Talentueux et prolifique, Alejandro Jodorowsky est l’auteur d’un autre album récemment paru, le premier volet d’une nouvelle série intitulée Ogregod (Ed. Delcourt, 13,95 euros). Réalisée avec Zoran Janjetov, avec qui il avait déjà collaboré sur les Technopères, cette série est l’adaptation très libre de 2 ans de vacances de Jules Verne. Direction une planète inconnue où vient de s’échouer le Sloughi, un vaisseau spatial qui devait emmener en voyage huit héritiers de grandes familles de la planète militaire Okkar…

 

Jojo, Yoko Tsuno, L’Appel de la forêt, Le Narval… Quelques idées cadeaux de dernière minute…

Plus qu’une semaine et c’est Noël ! Voici pour tous ceux qui n’auraient pas encore bouclé leurs achats quelques idées de dernière minute, une sélection d’albums pour toute la famille…

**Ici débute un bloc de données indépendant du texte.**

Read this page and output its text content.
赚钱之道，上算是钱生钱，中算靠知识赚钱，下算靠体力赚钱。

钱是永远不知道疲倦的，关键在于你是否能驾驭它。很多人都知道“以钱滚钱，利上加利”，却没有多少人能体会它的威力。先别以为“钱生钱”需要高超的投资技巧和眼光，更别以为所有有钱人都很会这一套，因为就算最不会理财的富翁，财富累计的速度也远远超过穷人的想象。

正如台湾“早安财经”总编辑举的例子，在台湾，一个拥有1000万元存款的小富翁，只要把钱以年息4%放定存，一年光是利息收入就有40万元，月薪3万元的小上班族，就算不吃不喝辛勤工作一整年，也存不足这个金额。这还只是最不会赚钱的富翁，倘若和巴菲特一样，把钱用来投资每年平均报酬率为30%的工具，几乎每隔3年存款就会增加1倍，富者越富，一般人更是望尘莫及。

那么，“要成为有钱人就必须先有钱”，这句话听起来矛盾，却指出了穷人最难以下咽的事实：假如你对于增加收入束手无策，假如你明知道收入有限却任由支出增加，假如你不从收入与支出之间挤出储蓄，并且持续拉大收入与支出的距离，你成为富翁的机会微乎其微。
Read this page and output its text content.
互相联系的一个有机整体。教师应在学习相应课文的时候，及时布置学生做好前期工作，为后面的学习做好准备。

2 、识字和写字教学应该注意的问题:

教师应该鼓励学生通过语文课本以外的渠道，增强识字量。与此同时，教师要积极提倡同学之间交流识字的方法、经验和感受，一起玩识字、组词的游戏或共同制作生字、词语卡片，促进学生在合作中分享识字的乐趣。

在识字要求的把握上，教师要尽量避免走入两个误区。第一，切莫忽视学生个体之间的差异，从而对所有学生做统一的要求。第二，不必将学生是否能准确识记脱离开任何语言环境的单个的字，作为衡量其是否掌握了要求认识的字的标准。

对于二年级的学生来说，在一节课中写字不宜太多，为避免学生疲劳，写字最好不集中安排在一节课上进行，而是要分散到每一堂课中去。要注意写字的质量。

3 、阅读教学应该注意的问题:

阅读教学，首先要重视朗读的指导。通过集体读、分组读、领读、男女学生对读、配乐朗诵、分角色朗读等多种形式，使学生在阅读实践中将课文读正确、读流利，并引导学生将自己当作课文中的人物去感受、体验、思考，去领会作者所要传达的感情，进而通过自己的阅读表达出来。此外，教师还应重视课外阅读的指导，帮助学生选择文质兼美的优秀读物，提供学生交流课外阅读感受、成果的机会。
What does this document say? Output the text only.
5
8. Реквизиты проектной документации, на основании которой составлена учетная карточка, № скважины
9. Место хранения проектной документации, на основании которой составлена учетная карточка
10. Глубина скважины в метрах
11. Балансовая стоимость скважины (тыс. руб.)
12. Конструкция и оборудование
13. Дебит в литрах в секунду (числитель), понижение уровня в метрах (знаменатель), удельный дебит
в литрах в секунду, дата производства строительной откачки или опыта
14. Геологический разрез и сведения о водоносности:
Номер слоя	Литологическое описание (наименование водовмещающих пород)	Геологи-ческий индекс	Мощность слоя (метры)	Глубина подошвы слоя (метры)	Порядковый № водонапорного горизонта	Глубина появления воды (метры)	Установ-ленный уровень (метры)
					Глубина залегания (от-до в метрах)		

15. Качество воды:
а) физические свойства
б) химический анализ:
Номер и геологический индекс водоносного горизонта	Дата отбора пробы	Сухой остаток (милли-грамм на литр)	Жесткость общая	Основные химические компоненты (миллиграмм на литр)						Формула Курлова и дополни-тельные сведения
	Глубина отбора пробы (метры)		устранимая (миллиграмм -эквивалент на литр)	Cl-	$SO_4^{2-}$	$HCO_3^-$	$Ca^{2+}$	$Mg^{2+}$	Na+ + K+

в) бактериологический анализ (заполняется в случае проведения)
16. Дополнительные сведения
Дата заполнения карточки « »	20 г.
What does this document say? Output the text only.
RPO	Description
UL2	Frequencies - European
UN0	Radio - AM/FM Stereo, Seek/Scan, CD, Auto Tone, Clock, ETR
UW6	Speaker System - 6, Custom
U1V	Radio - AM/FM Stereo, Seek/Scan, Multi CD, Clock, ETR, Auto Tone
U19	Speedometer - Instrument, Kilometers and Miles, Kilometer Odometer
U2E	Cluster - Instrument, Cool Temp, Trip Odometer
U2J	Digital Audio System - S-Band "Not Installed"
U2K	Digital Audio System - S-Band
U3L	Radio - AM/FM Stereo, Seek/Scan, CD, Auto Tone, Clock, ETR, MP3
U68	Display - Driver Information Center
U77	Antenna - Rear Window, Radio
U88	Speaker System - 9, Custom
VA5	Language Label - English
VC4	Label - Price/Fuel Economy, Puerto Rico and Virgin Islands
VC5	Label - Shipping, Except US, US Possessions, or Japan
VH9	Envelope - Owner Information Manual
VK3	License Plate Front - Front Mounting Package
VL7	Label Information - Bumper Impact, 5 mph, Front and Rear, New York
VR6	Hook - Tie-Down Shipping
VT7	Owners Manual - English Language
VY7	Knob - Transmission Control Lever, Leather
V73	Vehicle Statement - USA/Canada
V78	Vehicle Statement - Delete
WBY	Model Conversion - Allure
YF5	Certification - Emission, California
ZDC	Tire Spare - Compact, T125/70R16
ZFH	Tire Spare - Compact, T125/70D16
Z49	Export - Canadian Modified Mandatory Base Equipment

Et commençons par le dernier volet de Jojo paru en octobre dernier. C’est le 18e de la série et il s’intitule Mamy Blues. Jojo est un petit garçon adorable qui vit avec sa mamie. Mais justement, sa mamie ne va pas très fort. Malaise, Check-up, traitement, repos… Jojo s’inquiète ! Mais pas pour longtemps. Jojo et sa Mamie ont gagné une croisière en Méditerranée. Et les voilà partis pour quelques jours de bonheur à bord du Dolce Vita… Depuis 23 ans et leur première parution en album, les aventures de Jojo nous ouvrent en grand le monde de l’enfance avec ses petits malheurs et ses  grandes joies. Une série pleine de tendresse, d’amour, d’amitié, de fraîcheur et d’humour…

Si je vous dis qu’elle est électronicienne, japonaise, qu’elle est apparue dans les pages du journal Spirou en 1970 et qu’elle vient de vivre sa vingt-cinquième aventure… vous pensez immédiatement à la belle Yoko Tsuno et vous avez raison. L’héroïne de Roger Leloup est en effet de retour dans La servante de Lucifer pour un récit qui commence en Ecosse dans un château anciennement hanté où a été découvert un automate qui serait, selon d’anciens manuscrits, la servante le Lucifer. Un nouveau mystère à éclaircir qui va entraîner notre Yoko sous terre pour une rencontre avec le diable… Un grand classique avec, toujours, ce graphisme d’une très grande lisibilité…

En route pour le Grand Nord américain maintenant avec l’adaptation en bande dessinée d’un des plus célèbres romans de Jack London, paru en 1903 : L’Appel de la forêt. C’est Fred Simon, dessinateur précédemment de L’Ile au trésor, de Rails ou encore du polar Le Poisson-clown, qui signe ici à la fois le scénario, le dessin et les couleurs. L’histoire nous entraîne dans les pas d’un chien, un croisé terre-neuve et colley dénommé Buck, un chien de compagnie qui menait une vie paisible dans une grande demeure en Californie avant d’être enlevé et vendu comme chien de traineau pour des chercheurs d’or quelque part en Alaska. Au contact de cette nature sauvage et de la méchanceté des hommes, Buck revient à ses instincts naturels… En 48 pages, Fred Simon offre une belle adaptation du roman de Jack London, grâce notamment à un graphisme délicat et des couleurs légères qui restituent parfaitement les grandes étendues neigeuses de ce coin de la planète… Une grande aventure animalière pour tous et toutes.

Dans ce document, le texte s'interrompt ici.